Depuis 2018, l’agrégation des données sur l’eau potable et l’assainissement, dans les rapports de la direction générale des finances publiques, aggrave la dégradation des sources disponibles. Plus récemment, deux autres faits ont confirmé la tendance : transformation des anciens « Comptes de l’environnement » en « Bilan environnemental de la France », et disparition de la distinction entre exploitation et investissement, dans les données disponibles sur la gestion des eaux usées.

Cerise sur le gâteau : « Le pluvial, c’est l’inconnue. La connaissance du patrimoine n'a pas enregistré le moindre progrès depuis 2012 », tempête l’économiste indépendante Maria Salvetti, autrice de l’étude de l’UIE et experte auprès de la Banque mondiale et de l’OCDE.

Ni transparence, ni volonté

Parmi les signes du défaut de pilotage national, l’absence de suivi du « décret fuite » de 2012 laisse rêveur : l’administration se révèle incapable de chiffrer les pénalités infligées aux collectivités propriétaires de réseaux dont le rendement n’atteint pas 85 %, assujetties par ce texte à un doublement de leur redevance. « Il n’y a ni transparence, ni même volonté d’appliquer la règlementation », fustige Maria Salvetti.

Sur le fonds et malgré ces trous, l’exploitation des données disponibles apporte son lot de révélations préoccupantes : pour maintenir le patrimoine dans son état de 2017, il aurait fallu investir 4,6 Mds€ de plus par an, soit 1,8 Md€ dans l’eau potable, 1,4 dans l’assainissement, 1 pour les eaux pluviales et 390 M€ pour les micropolluants.

Or, « plus on attend, plus ce sera dur », alerte Jean-Luc Ventura, président de l’UIE. Le spectre du mur de l’investissement inquiète d’autant plus que dans l’assainissement, les maîtres d’ouvrage donnent des signes de relâchement, depuis le pic de 2009 occasionné par la directive Eaux résiduaires urbaines de l’Union européenne.

Victimes rurales

Peu visibles, les victimes se trouvent essentiellement à la campagne, où les deux tiers des réseaux desservent le tiers de la population. En concédant aux communes rurales la pérennité de la maîtrise des équipements convoités par les intercommunalités, la loi 3DS n’accélère pas la réduction de cette fracture, estiment les industriels.

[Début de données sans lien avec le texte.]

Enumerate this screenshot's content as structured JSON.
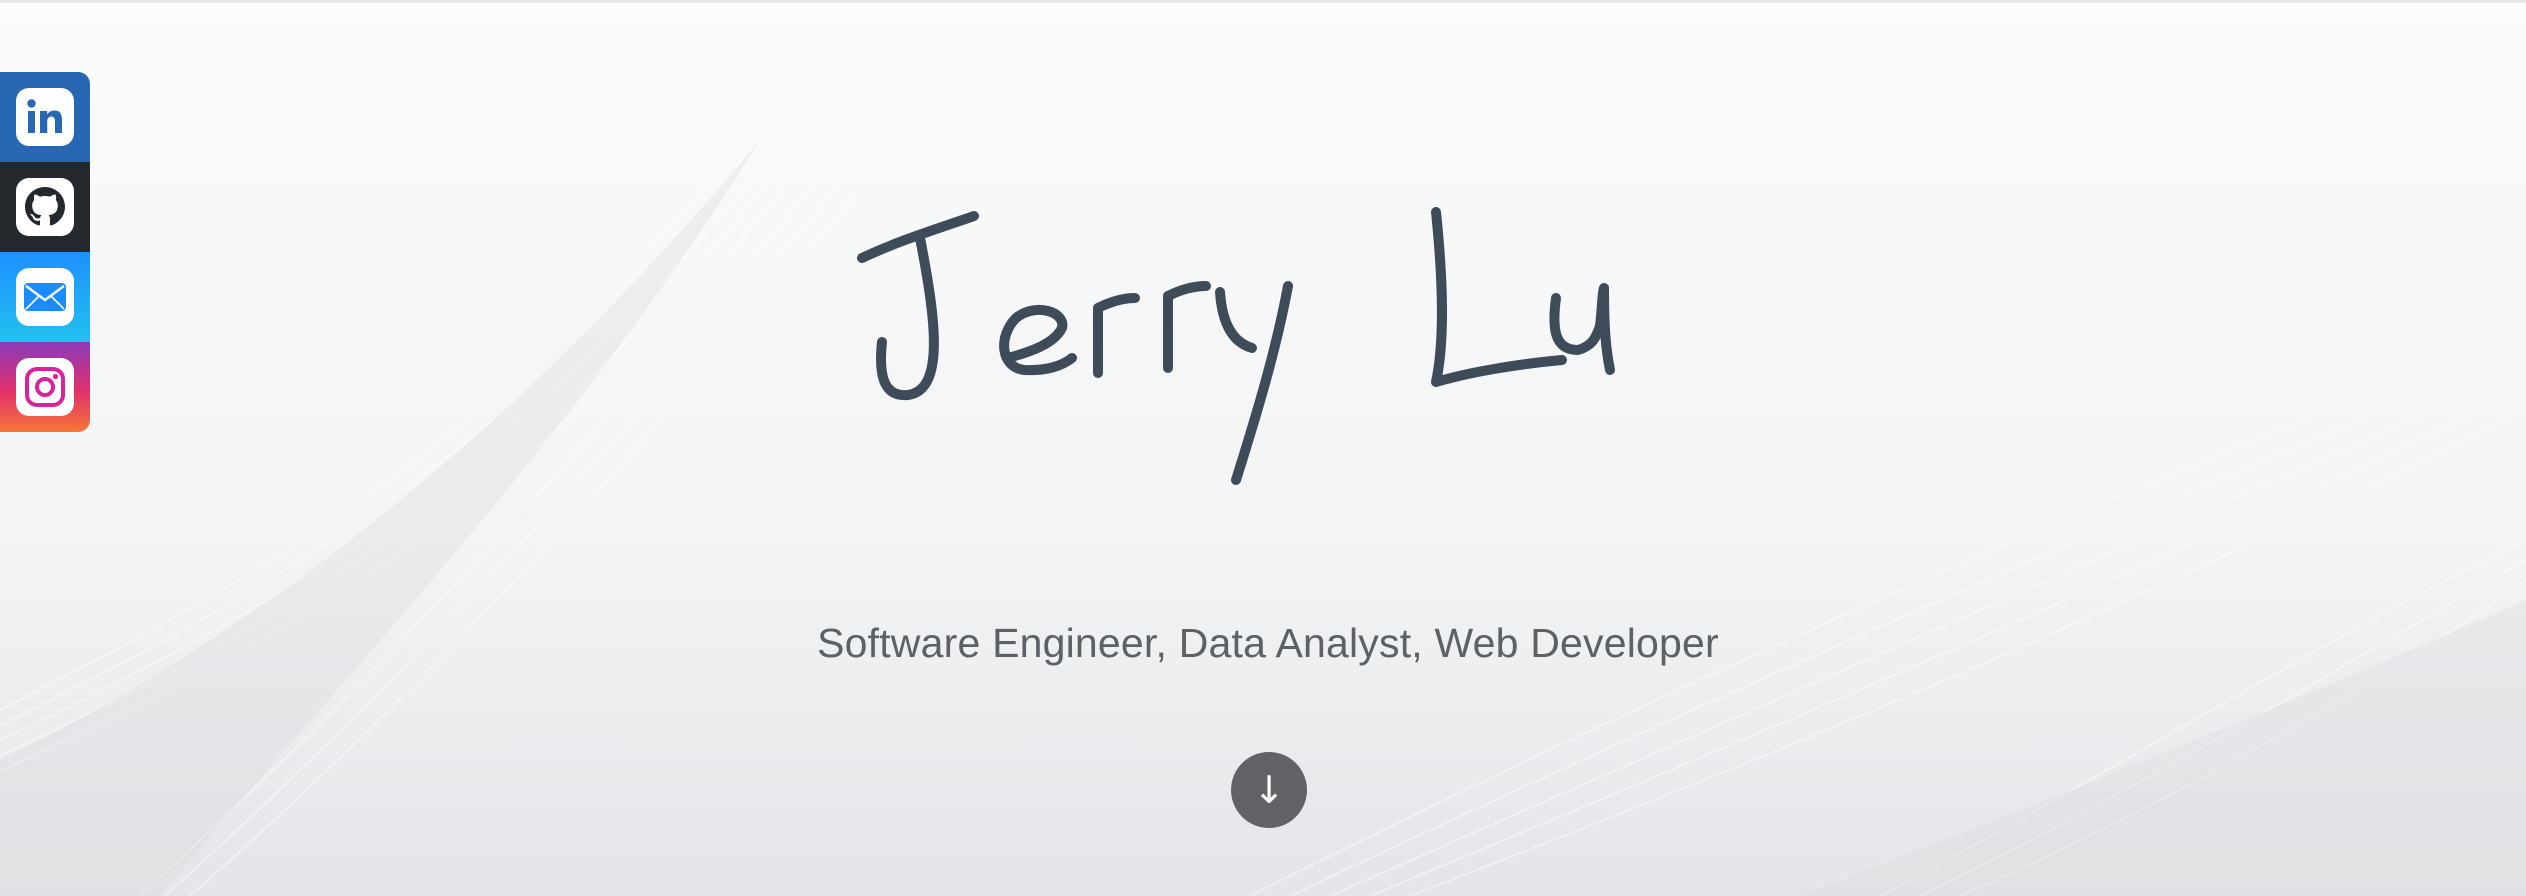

Le phénomène passe d’autant plus inaperçu que les principales communications, dans le domaine de la gestion de l’eau, émanent des métropoles qui, avec l’avantage de la densité démographique et des moyens apportés par de gros consommateurs privés, disposent des meilleures technologies, y compris pour éliminer les micropolluants. Financée grâce aux redevances de Coca-Cola, de Novartis et du marché de Rungis, l’usine de nano-filtration du syndicat des eaux d’Ile-de-France, à Méry-sur-Oise, illustre cet effet vitrine qui cache le décrochage rural.

Mixer le gris et le vert

Même s’il se réjouit de la montée en puissance des solutions fondées sur la nature, le président de l’UIE n’y voit pas une source d’allégement des investissements indispensables. L’exemple parisien étaye son argumentation : « Le traitement à la parcelle évacuera les pluies courantes. Mais les événements climatiques à venir nécessiteront une révision à la hausse des capacités de rétention », pronostique Jean-Luc Ventura.

Maria Salvetti abonde : « Les investissements verts présentent un bilan coût bénéfice imbattable. Mais leur mixage avec des infrastructures grises reste incontournable ».

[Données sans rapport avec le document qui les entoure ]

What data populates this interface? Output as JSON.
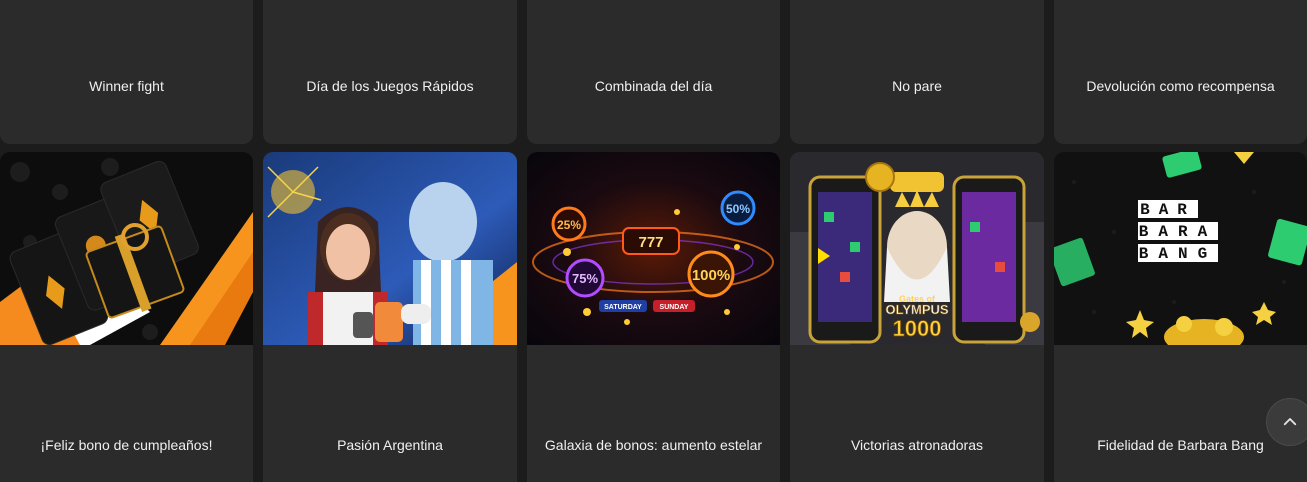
{
  "promotions_row1": [
    {
      "title": "Winner fight"
    },
    {
      "title": "Día de los Juegos Rápidos"
    },
    {
      "title": "Combinada del día"
    },
    {
      "title": "No pare"
    },
    {
      "title": "Devolución como recompensa"
    }
  ],
  "promotions_row2": [
    {
      "title": "¡Feliz bono de cumpleaños!",
      "image": "birthday-gift-icon"
    },
    {
      "title": "Pasión Argentina",
      "image": "argentina-fans-icon"
    },
    {
      "title": "Galaxia de bonos: aumento estelar",
      "image": "bonus-galaxy-icon",
      "badges": [
        "25%",
        "50%",
        "75%",
        "100%",
        "777",
        "SATURDAY",
        "SUNDAY"
      ]
    },
    {
      "title": "Victorias atronadoras",
      "image": "gates-of-olympus-icon",
      "game_lines": [
        "Gates of",
        "OLYMPUS",
        "1000"
      ]
    },
    {
      "title": "Fidelidad de Barbara Bang",
      "image": "barbara-bang-logo",
      "logo_lines": [
        "BAR",
        "BARA",
        "BANG"
      ]
    }
  ],
  "colors": {
    "card": "#2b2b2b",
    "background": "#1c1c1c",
    "text": "#f0f0f0",
    "accent_orange": "#f7941d"
  }
}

Des lueurs d’espoir éclairent pourtant l’horizon : « Il y a de l’argent », déclare Jean-Luc Ventura, saluant la reconduction des aquaprêts de la Banque des territoires, destinés à financer des investissements amortis sur une très longue durée. L’UIE appelle à mettre fin à la thésaurisation des fonds des agences de l’eau, rappelant au passage leur effet multiplicateur, chiffré à trois euros investis pour un euro de subvention.

Un test pour la planification écologique

Une autre ressource potentielle proviendrait, selon Maria Salvetti, de la voie ouverte par le Danemark : celle du « consentement à payer » à solliciter auprès des utilisateurs les plus dépendants.

Dans l’attente de la seconde étude prospective Explore qui mettra à plat les besoins en eau des décennies à venir, et au moment où démarrent les concertations sur la planification écologique, Jean-Luc Ventura résume les conditions de la sécurité hydrique : « Une trajectoire irrévocable vers un nouveau modèle économique de l’eau, incluant le renouvellement ».